Multimodal: initialize hidden state of encoder + transformer

Hi, could you please tell me how the Image as additional data is used to initialise the encoder hidden states (Calixto et al., 2017) take place when implemented with the transformer model?
We are using the MultimodalNMT, based on the Pytorch port of OpenNMT, an open-source (MIT) neural machine translation system.
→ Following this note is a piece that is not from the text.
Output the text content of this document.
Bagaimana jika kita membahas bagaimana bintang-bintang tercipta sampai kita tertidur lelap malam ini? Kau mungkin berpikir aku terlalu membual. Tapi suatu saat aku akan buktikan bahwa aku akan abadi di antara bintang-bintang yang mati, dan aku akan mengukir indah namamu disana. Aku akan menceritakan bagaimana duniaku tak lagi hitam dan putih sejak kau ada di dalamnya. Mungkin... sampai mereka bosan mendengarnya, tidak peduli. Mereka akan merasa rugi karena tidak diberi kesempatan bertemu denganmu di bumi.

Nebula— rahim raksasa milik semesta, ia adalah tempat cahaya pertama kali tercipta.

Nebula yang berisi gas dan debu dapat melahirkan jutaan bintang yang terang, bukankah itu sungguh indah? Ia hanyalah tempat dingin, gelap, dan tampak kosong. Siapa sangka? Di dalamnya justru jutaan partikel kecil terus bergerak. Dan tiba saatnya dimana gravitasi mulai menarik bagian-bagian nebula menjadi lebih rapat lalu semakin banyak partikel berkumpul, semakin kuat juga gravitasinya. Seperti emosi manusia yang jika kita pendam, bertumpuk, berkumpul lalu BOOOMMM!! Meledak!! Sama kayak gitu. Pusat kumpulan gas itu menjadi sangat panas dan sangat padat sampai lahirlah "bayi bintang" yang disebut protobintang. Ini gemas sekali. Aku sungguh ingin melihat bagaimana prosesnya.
python train_mm.py -data dataset/bpe -save_model model/IMGE_ADAM -gpuid 0 -path_to_train_img_feats image_feat/train_vgg19_bn_cnn_features.hdf5 -path_to_valid_img_feats image_feat/valid_vgg19_bn_cnn_features.hdf5 -enc_layers 6 -dec_layers 6 -encoder_type transformer -decoder_type transformer -position_encoding -epochs 300 -dropout 0.1 -batch_size 128 -batch_type tokens -optim adam -learning_rate 0.01 -gpuid 0 --multimodal_model_type imge

On running the above command, does the system ignore the image features and train the system with text only transformer model?

In Calixto et al., 2017, the author only talks about the attention mechanism of (Bahdanau et al., 2014) and not the transformer model.

We tried the transformer model with text only ( train.py script) and also with multimodal (train_mm.py script). But, there was no improvement in the result and the BLEU scores are almost the same.

So, we are under the assumption that, even if we use the train_mm.py script along with one of the multi-modal model type to train transformer model (as mentioned above), train_mm.py script seems to ignore the multimodal approach and simply train with the text-only version.

Our goal is to train the multi-modal NMT (transformer) model.